Мальчики и другие - Гаричев Дмитрий Николаевич
Вода остывала, и он вместе с ней; наконец он поднялся и вытерся, завернулся и вышел наружу. В открытые окна с улицы намело тли: три вялые зеленые капли улеглись на коричневом лбу старика, Никита стер их краем полотенца. Все еще не одевшись, он выставил из холодильника остаток позавчерашнего ужина: застекленевшую половину лазаньи и чуть начатую тарелку фасоли, хлопнул микроволновкой и сел на табурет спиною к стене.
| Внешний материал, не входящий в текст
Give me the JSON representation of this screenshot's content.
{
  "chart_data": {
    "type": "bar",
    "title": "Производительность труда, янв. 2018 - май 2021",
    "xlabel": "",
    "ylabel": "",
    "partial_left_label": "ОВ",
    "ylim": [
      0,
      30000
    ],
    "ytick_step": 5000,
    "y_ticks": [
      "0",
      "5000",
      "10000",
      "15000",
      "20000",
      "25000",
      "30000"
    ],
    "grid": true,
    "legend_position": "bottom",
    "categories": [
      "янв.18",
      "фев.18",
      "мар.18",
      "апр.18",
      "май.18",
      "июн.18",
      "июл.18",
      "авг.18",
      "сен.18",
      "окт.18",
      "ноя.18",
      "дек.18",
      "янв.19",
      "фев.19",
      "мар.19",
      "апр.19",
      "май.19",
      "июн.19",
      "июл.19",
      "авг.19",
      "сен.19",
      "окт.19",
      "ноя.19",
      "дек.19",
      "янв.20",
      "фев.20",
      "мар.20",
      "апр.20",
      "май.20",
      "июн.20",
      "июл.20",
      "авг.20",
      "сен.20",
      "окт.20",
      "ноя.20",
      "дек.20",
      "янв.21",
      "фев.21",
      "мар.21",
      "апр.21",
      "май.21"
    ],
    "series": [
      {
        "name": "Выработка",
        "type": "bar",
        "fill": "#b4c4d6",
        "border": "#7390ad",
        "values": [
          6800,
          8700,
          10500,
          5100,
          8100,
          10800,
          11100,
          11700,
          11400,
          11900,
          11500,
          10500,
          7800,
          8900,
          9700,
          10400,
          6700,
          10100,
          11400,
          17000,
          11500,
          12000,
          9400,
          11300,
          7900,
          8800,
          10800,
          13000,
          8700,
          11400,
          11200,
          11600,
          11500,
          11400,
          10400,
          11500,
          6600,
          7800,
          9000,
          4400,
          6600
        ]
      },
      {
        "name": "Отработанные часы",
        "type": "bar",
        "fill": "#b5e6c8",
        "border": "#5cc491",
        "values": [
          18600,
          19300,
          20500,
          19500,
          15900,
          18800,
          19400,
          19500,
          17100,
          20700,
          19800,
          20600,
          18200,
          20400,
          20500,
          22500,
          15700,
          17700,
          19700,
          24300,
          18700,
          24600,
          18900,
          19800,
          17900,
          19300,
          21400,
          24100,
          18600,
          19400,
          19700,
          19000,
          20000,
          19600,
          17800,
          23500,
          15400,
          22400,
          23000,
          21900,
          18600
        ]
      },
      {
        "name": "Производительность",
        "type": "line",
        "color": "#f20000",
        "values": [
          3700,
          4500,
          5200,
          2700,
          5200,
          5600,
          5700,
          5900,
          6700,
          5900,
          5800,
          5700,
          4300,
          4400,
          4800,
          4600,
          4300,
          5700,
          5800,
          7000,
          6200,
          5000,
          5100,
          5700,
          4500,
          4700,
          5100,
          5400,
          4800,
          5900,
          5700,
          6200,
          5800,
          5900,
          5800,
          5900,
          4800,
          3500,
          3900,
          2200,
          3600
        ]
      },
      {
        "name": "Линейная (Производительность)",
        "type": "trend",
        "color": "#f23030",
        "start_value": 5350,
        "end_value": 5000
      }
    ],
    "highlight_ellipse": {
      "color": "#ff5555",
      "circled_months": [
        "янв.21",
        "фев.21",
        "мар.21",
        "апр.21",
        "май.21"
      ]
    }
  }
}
Неудобная просьба Гленна, о которой он успел позабыть по дороге, вновь всплыла со дна головы; нужно было снестись с библиотекой, чтобы выбрать годящийся текст. Книжники были сами старатели слова, но отнюдь не светили написанным, как и в прежние годы пользуясь одним на всех рукотворным журналом, не покидавшим читального зала; два или три раза Никита, пользуясь все же их расположением, заглядывал к ним в альбом, и слова рассыпались перед ним, как сухой песок или хвойные иглы, не держась друг за друга ничем, кроме общей необязательности. Что они не несли себя на регулярные чтения, ему было понятней всего: в лучшем случае это закончилось бы фельетоном в еженедельнике и набегом на библиотеку расклейщиков, от которого не получилось бы быстро отмыться; ко всему, от осмеянных ждали в недолгое время заметных раскаяний и придумать для книжников горшую казнь было вряд ли возможно. Блеклая снисходительность, выказываемая ими по части собственно Никитиных дел, не мешала ему: он допускал, что библиотечные братья, все младше его, от рождения имели в себе больший клад, чем Крестовская, Почерков или сам Флакк, но они выбрали остаться по обратную сторону речи, в искусственно усугубляемой тьме, и республике было нечего взять с них, кроме этой понадобившейся ему теперь подсказки.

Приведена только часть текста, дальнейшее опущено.